Unplanned
Last Updated: 15 Mar 2017 17:07 by ADMIN
Joshua
Created on: 27 Jan 2017 03:47
Category: BreadCrumb
Type: Feature Request
1
Breadcrumb: Implement search mechanism that allows you to get item by custom string
Implement search functionality. Allow the user to type in the edit box of the breadcrumb and search for a custom path. Currently, you can type only paths constructed strictly from the path property of each item model.

Original Title: RadBreadcrumb needs non-path text editing

Original description: I built a full Explorer clone using the Telerik WPF controls so I am in a solid position to say how close the controls actually live up to the claims that they can give you Explorer-like functionality (minor screenshot attached for proof).

RadBreadcrumb has problems with the string path. The Explorer shell namespace uses binary paths that don't always have an exact translation to a string file system path, for the simple reason that it doesn't navigate the file system exclusively. This means any file system delimiters can be part of each shell item name and over-interpreted by RadBreadcrumb's parser. One immediate example is the child items in Recycle Bin, which use the full original file path as each deleted item name (Explorer seems to special-case this).

What the control actually needs is a free-edit text mode without any automatic "path" functionality, where you do nothing more than bind to a viewmodel string and let the viewmodel decide what to do with the string. Maybe the user types "Recycle Bin" so I have to know to jump there. Or maybe the user types a full filesystem path. Or maybe they even want to treat it as a handy Run window. Either way, I should be able to turn off all automatic "path" functionality.

Unfortunately in the meantime, I have to disable the text edit mode entirely because the path parsing completely interferes with the viewmodel tree that builds the breadcrumb items, and this will cause the red error outline to display.
Attached Files:
3 comments
ADMIN
Martin
Posted on: 15 Mar 2017 17:07
Hello Joshua,

Thank you for the additional information. We've approved this feature request. You can follow the item in order to get notification when there is some change in its status.

Regards,
Martin Ivanov
Techincal Support Engineer
Joshua
Posted on: 06 Mar 2017 13:21
This is how paths are defined in the Windows shell. They aren't string like "C:\Windows" instead they are binary because they can refer to whatever the Explorer plugin wants.

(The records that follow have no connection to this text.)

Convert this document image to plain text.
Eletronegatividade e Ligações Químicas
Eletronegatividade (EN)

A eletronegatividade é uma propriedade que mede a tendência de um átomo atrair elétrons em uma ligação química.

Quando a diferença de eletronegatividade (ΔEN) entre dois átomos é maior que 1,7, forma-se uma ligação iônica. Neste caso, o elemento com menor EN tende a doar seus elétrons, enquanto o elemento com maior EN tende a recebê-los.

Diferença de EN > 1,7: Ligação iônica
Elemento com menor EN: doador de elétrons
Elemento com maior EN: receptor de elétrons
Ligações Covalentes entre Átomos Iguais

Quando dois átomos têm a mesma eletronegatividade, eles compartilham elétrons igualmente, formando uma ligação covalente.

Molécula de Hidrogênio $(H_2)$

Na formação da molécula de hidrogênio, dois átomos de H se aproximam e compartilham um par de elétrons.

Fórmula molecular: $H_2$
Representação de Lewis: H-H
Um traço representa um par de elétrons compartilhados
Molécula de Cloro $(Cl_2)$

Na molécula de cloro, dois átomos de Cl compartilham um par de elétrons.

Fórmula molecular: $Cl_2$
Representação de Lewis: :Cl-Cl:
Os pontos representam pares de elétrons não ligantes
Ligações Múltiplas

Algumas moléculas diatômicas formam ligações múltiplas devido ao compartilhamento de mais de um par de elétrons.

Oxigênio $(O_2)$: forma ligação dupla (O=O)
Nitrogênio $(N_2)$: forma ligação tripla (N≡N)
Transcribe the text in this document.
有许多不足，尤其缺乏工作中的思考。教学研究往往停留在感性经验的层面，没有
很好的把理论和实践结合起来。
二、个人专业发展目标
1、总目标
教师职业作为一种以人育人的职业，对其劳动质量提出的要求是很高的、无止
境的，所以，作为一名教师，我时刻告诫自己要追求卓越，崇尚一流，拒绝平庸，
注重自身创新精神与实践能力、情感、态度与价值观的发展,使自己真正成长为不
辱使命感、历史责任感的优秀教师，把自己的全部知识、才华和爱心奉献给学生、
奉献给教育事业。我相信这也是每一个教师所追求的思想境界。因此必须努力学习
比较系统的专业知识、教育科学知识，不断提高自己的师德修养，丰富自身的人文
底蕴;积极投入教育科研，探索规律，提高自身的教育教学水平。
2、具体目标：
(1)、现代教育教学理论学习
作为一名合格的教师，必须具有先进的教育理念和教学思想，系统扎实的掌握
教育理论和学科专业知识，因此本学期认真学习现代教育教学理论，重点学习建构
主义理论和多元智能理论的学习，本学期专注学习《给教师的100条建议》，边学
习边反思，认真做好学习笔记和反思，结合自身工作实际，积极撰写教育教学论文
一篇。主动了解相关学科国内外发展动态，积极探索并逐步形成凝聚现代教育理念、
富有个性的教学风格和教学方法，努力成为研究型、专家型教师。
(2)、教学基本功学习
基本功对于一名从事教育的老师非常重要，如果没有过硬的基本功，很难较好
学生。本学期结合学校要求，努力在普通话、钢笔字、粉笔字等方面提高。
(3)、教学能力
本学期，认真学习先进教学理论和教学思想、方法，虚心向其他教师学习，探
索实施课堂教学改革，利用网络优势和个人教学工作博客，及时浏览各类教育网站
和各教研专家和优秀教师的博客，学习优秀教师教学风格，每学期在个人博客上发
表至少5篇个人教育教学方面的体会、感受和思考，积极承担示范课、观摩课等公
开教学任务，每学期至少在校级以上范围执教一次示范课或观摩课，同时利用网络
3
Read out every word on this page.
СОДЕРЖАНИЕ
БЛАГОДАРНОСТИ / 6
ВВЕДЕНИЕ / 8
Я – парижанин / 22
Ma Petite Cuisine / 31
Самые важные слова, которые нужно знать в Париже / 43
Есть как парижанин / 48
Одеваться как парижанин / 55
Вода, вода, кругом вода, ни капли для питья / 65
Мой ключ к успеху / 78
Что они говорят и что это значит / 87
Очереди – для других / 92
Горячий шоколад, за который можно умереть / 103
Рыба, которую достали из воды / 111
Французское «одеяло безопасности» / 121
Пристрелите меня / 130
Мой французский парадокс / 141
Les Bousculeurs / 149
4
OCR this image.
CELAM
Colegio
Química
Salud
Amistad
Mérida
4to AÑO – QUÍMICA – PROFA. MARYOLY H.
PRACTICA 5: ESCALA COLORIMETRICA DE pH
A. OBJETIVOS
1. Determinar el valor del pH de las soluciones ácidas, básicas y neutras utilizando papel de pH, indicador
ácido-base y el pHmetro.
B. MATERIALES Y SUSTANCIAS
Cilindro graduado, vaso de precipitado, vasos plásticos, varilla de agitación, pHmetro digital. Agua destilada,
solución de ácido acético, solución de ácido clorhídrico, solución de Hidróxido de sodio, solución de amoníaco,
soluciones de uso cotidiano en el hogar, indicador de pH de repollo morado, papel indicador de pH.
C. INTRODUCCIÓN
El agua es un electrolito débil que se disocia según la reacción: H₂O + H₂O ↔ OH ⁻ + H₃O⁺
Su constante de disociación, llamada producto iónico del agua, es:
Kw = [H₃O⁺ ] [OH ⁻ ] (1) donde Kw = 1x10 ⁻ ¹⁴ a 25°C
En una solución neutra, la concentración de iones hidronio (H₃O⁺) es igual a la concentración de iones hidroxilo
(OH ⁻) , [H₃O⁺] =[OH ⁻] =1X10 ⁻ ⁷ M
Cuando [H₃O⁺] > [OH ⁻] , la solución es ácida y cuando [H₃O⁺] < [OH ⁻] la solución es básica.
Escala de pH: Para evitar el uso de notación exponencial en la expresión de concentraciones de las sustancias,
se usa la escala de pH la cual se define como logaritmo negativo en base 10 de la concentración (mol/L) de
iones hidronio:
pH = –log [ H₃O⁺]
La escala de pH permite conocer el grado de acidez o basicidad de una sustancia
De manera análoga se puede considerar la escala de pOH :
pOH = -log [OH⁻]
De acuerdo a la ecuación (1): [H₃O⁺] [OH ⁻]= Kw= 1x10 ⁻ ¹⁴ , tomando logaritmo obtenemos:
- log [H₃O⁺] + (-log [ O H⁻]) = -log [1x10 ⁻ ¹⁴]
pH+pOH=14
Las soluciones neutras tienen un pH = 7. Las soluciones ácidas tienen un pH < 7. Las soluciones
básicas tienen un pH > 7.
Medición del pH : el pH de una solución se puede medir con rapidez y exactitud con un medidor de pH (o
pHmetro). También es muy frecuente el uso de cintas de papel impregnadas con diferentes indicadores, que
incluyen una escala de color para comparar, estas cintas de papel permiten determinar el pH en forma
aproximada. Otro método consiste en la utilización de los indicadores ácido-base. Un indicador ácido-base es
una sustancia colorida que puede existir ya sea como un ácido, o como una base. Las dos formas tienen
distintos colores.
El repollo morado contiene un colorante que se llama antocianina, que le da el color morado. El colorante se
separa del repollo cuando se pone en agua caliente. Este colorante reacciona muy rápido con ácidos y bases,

Each component in the binary path is a SHITEMID (shell item ID):

typedef struct _SHITEMID {
  USHORT cb;
  BYTE   abID[1];
} SHITEMID;

An absolute path is a PIDL (aka LPITEMIDLIST) which is a bunch of SHITEMIDs connected end-to-end. You can't type a SHITEMID into an edit box because it's a BYTE[] not a string. Windows COM interfaces like IShellFolder and IShellItem use PIDLs to identify each other. SHParseDisplayName() converts strings to the PIDL that most closely matches. "C:\Windows" will return a PIDL and so will "Control Panel". You should be able to type both in the address bar.

https://msdn.microsoft.com/en-us/library/windows/desktop/bb773321(v=vs.85).aspx

I have also been writing a Registry Editor which will also use the breadcrumb in the same way. But with the registry path, I have to be able to custom-convert "HKLM" and "HKCU" address strings to their exact tree nodes which won't have the same name.

 I hope this helps.
ADMIN
Martin
Posted on: 06 Mar 2017 08:25
Hello Joshua,

Thank you for the detailed description. The feature request sounds as something good that could be included in the breadcrumb control, but we are not sure that we fully understand it. Can you please elaborate a bit more on this by answering the following question?

- Can you clarify what you mean by Explorer shell namespaces and binary paths? Can you give us few examples of such namespaces? Can you also compare them to a string file system path with couple examples?
- Can you gives us another example in which this search feature will be useful?

Thank you for any additional information you can provide.